Another Red Fox who prowled the halls of Parliament House was Alan Reid, the famous journalist, always authentic, never synthetic, but whose interference and participation in the game of politics proved countless times that the medium is the message, not the messenger.

Reid's life as lapdog and attack dog for press barons has been detailed in Ross Fitzgerald's and Stephen Holt's biography, The Red Fox. Reid's tobacco-stained fingerprints could be found all over a story written by Rupert Murdoch himself about the Labor Party's attempt to secure $800,000 from pre-Saddam Hussein's Baathist government to cover costs of the 1975 general election. History is not replete with ironic events but history is irony.

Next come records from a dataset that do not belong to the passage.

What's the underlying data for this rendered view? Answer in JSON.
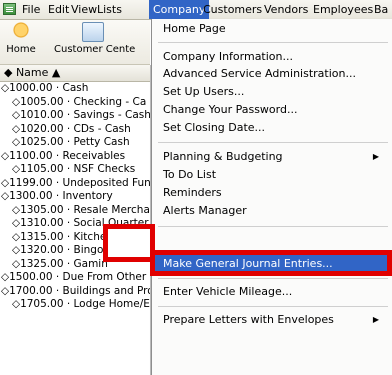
{
  "menubar": {
    "items": [
      "File",
      "Edit",
      "View",
      "Lists",
      "Company",
      "Customers",
      "Vendors",
      "Employees",
      "Ba"
    ],
    "active": "Company"
  },
  "toolbar": {
    "home_label": "Home",
    "customer_center_label": "Customer Cente"
  },
  "list": {
    "header": "◆  Name  ▲",
    "rows": [
      {
        "text": "◇1000.00 · Cash",
        "level": 0
      },
      {
        "text": "◇1005.00 · Checking - Ca",
        "level": 1
      },
      {
        "text": "◇1010.00 · Savings - Cash",
        "level": 1
      },
      {
        "text": "◇1020.00 · CDs - Cash",
        "level": 1
      },
      {
        "text": "◇1025.00 · Petty Cash",
        "level": 1
      },
      {
        "text": "◇1100.00 · Receivables",
        "level": 0
      },
      {
        "text": "◇1105.00 · NSF Checks",
        "level": 1
      },
      {
        "text": "◇1199.00 · Undeposited Fun",
        "level": 0
      },
      {
        "text": "◇1300.00 · Inventory",
        "level": 0
      },
      {
        "text": "◇1305.00 · Resale Mercha",
        "level": 1
      },
      {
        "text": "◇1310.00 · Social Quarter",
        "level": 1
      },
      {
        "text": "◇1315.00 · Kitche",
        "level": 1
      },
      {
        "text": "◇1320.00 · Bingo",
        "level": 1
      },
      {
        "text": "◇1325.00 · Gamin",
        "level": 1
      },
      {
        "text": "◇1500.00 · Due From Other",
        "level": 0
      },
      {
        "text": "◇1700.00 · Buildings and Prop",
        "level": 0
      },
      {
        "text": "◇1705.00 · Lodge Home/E",
        "level": 1
      }
    ]
  },
  "company_menu": {
    "items": [
      {
        "label": "Home Page",
        "submenu": false
      },
      {
        "label": "Company Information...",
        "submenu": false
      },
      {
        "label": "Advanced Service Administration...",
        "submenu": false
      },
      {
        "label": "Set Up Users...",
        "submenu": false
      },
      {
        "label": "Change Your Password...",
        "submenu": false
      },
      {
        "label": "Set Closing Date...",
        "submenu": false
      },
      {
        "label": "Planning & Budgeting",
        "submenu": true
      },
      {
        "label": "To Do List",
        "submenu": false
      },
      {
        "label": "Reminders",
        "submenu": false
      },
      {
        "label": "Alerts Manager",
        "submenu": false
      },
      {
        "label": "Make General Journal Entries...",
        "submenu": false
      },
      {
        "label": "Enter Vehicle Mileage...",
        "submenu": false
      },
      {
        "label": "Prepare Letters with Envelopes",
        "submenu": true
      }
    ],
    "highlighted": "Make General Journal Entries..."
  },
  "colors": {
    "accent": "#3165c6",
    "annotation": "#e00000"
  },
  "icons": {
    "menubar": "qb-app-icon",
    "home": "home-icon",
    "customer_center": "customer-center-icon",
    "submenu": "submenu-arrow-icon"
  }
}
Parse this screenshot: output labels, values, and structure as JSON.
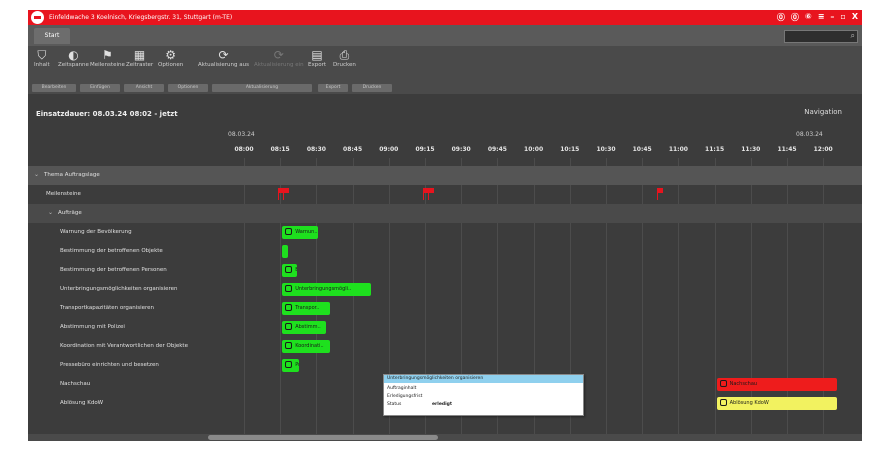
{
  "titlebar": {
    "title": "Einfeldwache 3 Koelnisch, Kriegsbergstr. 31, Stuttgart (m-TE)",
    "controls": [
      "⓪",
      "⓪",
      "⑥",
      "≡",
      "–",
      "▫",
      "X"
    ]
  },
  "tabs": {
    "start": "Start"
  },
  "ribbon": {
    "buttons": [
      {
        "label": "Inhalt",
        "icon": "filter-icon",
        "glyph": "⛉",
        "enabled": true
      },
      {
        "label": "Zeitspanne",
        "icon": "half-circle-icon",
        "glyph": "◐",
        "enabled": true
      },
      {
        "label": "Meilensteine",
        "icon": "milestone-icon",
        "glyph": "⚑",
        "enabled": true
      },
      {
        "label": "Zeitraster",
        "icon": "calendar-icon",
        "glyph": "▦",
        "enabled": true
      },
      {
        "label": "Optionen",
        "icon": "options-icon",
        "glyph": "⚙",
        "enabled": true
      },
      {
        "label": "Aktualisierung aus",
        "icon": "refresh-icon",
        "glyph": "⟳",
        "enabled": true
      },
      {
        "label": "Aktualisierung ein",
        "icon": "refresh-disabled-icon",
        "glyph": "⟳",
        "enabled": false
      },
      {
        "label": "Export",
        "icon": "export-icon",
        "glyph": "▤",
        "enabled": true
      },
      {
        "label": "Drucken",
        "icon": "print-icon",
        "glyph": "⎙",
        "enabled": true
      }
    ],
    "groups": [
      "Bearbeiten",
      "Einfügen",
      "Ansicht",
      "Optionen",
      "Aktualisierung",
      "Export",
      "Drucken"
    ]
  },
  "header": {
    "einsatzdauer": "Einsatzdauer: 08.03.24 08:02 - jetzt",
    "navigation": "Navigation"
  },
  "timeline": {
    "date_left": "08.03.24",
    "date_right": "08.03.24",
    "times": [
      "08:00",
      "08:15",
      "08:30",
      "08:45",
      "09:00",
      "09:15",
      "09:30",
      "09:45",
      "10:00",
      "10:15",
      "10:30",
      "10:45",
      "11:00",
      "11:15",
      "11:30",
      "11:45",
      "12:00"
    ]
  },
  "rows": {
    "section_label": "Thema Auftragslage",
    "meilensteine": "Meilensteine",
    "auftraege": "Aufträge",
    "tasks": [
      {
        "label": "Warnung der Bevölkerung",
        "bar_text": "Warnun..",
        "start": "08:15",
        "end": "08:30",
        "color": "green"
      },
      {
        "label": "Bestimmung der betroffenen Objekte",
        "bar_text": "",
        "start": "08:15",
        "end": "08:16",
        "color": "green"
      },
      {
        "label": "Bestimmung der betroffenen Personen",
        "bar_text": "B..",
        "start": "08:15",
        "end": "08:21",
        "color": "green"
      },
      {
        "label": "Unterbringungsmöglichkeiten organisieren",
        "bar_text": "Unterbringungsmögli..",
        "start": "08:15",
        "end": "08:52",
        "color": "green"
      },
      {
        "label": "Transportkapazitäten organisieren",
        "bar_text": "Transpor..",
        "start": "08:15",
        "end": "08:35",
        "color": "green"
      },
      {
        "label": "Abstimmung mit Polizei",
        "bar_text": "Abstimm..",
        "start": "08:15",
        "end": "08:33",
        "color": "green"
      },
      {
        "label": "Koordination mit Verantwortlichen der Objekte",
        "bar_text": "Koordinati..",
        "start": "08:15",
        "end": "08:35",
        "color": "green"
      },
      {
        "label": "Pressebüro einrichten und besetzen",
        "bar_text": "Pr..",
        "start": "08:15",
        "end": "08:22",
        "color": "green"
      },
      {
        "label": "Nachschau",
        "bar_text": "Nachschau",
        "start": "11:15",
        "end": "12:05",
        "color": "red"
      },
      {
        "label": "Ablösung KdoW",
        "bar_text": "Ablösung KdoW",
        "start": "11:15",
        "end": "12:05",
        "color": "yellow"
      }
    ]
  },
  "milestones": [
    "08:15",
    "08:17",
    "09:15",
    "09:17",
    "10:52"
  ],
  "tooltip": {
    "title": "Unterbringungsmöglichkeiten organisieren",
    "line1": "Auftraginhalt",
    "line2": "Erledigungsfrist",
    "status_label": "Status",
    "status_value": "erledigt"
  },
  "colors": {
    "accent_red": "#e8141e",
    "bar_green": "#1ee01e",
    "bar_red": "#ee1c1c",
    "bar_yellow": "#f2f260"
  }
}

What Reid would have made of the coup against Rudd that has led to another coup, one could hazard a guess. Reid railed against the permissiveness of the Whitlam government which favoured an "articulate avant-garde", the West Australian Labor Party for, "concentrating almost exclusively on the problems of homosexuality, prostitution, pot-smoking or the like" and exposed the Victorian ALP's Status of Women Policy Committee as declaring, "In many instances marriage is also a form of prostitution, only the pay is a lot poorer."

On hearing of Gillard's ascension, Reid would turn over in his grave, although he was interred into an urn at Sydney's Northern Suburbs Crematorium and later spread across the Snowy Mountains at Currango.

The Prime Minister is an atheist, unmarried in a de facto relationship with a former hairdresser, childless, and a woman. God, therefore, is not in her House.